Uma situação muito invulgar para esta época, mas interessante.. A Madeira é que está ser pouco beneficiada com estas depresões.. estão a passar demasiado a norte e ficamos apenas com fracos aguaceiros. Os tendáculos do antìciclone chegam à Madeira afastando-a da rota das tempestades...


----------



## RMira (12 Jun 2007 às 10:05)

Já repararam na quantidade de água prevista cair a partir de 4ª feira no Centro e Norte de Portugal?


----------



## squidward (12 Jun 2007 às 14:00)

bem ha precisamente 1 ano atras, tb houve grandes instabilidades em Portugal continental, com fortes trovoadas. Parece que este ano vamos ter chuva outra vez na mesma altura


----------



## Meteo Trás-os-Montes (12 Jun 2007 às 22:03)

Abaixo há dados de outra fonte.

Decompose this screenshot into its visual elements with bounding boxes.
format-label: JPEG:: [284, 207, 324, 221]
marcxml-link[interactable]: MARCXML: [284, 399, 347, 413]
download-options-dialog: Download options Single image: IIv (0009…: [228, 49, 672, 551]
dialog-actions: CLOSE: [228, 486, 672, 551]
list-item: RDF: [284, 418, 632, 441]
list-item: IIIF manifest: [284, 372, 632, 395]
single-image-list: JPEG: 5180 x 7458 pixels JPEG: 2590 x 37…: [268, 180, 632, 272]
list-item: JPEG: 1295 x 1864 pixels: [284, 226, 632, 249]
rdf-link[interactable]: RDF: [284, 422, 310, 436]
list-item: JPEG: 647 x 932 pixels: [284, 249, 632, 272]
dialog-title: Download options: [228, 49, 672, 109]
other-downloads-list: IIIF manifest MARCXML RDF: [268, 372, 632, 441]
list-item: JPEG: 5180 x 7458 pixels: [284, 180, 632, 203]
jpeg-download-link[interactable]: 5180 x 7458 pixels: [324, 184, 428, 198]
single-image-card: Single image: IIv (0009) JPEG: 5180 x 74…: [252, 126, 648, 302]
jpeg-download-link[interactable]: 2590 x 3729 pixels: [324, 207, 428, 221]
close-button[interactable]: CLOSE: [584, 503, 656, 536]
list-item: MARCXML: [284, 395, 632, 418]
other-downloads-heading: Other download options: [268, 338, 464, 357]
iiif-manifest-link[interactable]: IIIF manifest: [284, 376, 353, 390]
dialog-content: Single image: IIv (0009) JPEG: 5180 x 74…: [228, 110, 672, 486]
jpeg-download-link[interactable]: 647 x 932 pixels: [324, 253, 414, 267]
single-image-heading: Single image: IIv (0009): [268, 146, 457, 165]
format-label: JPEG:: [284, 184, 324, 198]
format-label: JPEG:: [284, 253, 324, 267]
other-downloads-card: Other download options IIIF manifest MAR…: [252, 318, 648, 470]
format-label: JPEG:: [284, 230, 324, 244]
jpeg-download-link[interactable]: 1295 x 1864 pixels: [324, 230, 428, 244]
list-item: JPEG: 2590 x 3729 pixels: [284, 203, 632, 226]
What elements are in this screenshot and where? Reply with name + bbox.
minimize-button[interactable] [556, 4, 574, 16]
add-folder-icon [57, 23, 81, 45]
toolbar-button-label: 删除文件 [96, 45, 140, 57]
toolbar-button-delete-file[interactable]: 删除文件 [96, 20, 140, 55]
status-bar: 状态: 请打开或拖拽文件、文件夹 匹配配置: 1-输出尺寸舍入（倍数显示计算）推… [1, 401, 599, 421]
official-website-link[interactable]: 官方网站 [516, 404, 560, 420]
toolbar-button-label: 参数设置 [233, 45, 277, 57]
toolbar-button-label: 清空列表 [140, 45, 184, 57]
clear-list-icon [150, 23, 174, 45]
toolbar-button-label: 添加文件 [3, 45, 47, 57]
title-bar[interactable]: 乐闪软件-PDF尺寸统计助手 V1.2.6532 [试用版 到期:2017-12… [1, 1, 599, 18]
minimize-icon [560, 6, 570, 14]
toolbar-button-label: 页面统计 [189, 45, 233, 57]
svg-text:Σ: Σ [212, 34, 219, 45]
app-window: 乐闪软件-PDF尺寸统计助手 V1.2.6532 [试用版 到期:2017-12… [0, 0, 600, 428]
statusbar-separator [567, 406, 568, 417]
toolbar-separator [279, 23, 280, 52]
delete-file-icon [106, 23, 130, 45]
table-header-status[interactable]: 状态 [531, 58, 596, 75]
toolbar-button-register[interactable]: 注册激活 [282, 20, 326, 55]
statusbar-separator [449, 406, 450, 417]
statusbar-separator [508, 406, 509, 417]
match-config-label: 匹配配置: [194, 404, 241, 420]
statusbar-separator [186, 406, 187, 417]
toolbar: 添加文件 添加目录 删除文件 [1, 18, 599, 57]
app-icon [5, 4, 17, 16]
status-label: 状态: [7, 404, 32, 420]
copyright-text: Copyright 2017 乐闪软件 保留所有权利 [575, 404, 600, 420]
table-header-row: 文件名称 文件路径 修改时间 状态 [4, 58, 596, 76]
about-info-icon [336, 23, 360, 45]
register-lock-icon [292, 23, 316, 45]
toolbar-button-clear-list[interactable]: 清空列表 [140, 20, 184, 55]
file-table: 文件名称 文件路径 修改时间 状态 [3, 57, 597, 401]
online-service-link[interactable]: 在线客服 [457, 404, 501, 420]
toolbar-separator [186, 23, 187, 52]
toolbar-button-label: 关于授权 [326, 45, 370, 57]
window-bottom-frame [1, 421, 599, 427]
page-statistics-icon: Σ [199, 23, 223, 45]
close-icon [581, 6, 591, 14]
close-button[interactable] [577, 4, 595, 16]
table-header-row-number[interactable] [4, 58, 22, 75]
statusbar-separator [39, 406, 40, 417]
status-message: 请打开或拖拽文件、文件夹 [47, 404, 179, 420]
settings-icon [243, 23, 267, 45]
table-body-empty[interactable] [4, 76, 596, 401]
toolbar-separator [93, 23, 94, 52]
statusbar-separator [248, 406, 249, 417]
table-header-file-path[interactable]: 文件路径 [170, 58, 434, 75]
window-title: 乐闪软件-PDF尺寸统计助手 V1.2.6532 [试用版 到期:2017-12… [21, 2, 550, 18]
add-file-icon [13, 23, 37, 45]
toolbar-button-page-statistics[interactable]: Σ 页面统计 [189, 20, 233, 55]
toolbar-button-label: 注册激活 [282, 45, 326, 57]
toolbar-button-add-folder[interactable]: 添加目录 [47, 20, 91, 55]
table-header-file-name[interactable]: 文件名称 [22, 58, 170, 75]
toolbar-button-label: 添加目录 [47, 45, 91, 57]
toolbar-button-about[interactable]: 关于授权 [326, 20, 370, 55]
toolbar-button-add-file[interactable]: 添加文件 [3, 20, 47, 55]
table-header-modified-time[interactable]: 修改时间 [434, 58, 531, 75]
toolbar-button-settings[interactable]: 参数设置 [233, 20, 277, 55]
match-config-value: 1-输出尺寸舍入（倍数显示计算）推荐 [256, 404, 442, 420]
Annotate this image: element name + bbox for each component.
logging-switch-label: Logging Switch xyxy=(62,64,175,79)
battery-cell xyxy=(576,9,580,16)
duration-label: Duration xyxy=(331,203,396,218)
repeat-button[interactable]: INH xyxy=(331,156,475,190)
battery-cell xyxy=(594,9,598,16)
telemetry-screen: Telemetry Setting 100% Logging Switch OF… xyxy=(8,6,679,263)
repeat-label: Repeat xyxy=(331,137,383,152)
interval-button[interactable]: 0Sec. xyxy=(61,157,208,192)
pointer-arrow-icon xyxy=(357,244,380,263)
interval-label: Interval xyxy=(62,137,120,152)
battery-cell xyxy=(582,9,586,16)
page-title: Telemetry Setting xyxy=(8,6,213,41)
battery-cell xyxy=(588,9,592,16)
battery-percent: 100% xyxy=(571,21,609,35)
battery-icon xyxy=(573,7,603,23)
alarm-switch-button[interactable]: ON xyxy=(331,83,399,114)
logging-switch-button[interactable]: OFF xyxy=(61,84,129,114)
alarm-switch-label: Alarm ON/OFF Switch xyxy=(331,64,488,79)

Próximos dias!!! Chuva e frio!!! Venham eles!!!

Chuva:





...


----------



## Iceberg (12 Jun 2007 às 22:15)

Look out! Iceberg is watching you!

É isso mesmo pessoal, por falta de tempo, não tenho participado no forum, mas tenho estado atento.

Não podia deixar de participar em vésperas de mais uma situação anómala no nosso país ... por onde anda o Anticiclone dos Açores? Pelas Canárias ? Eh, Eh, Eh, ...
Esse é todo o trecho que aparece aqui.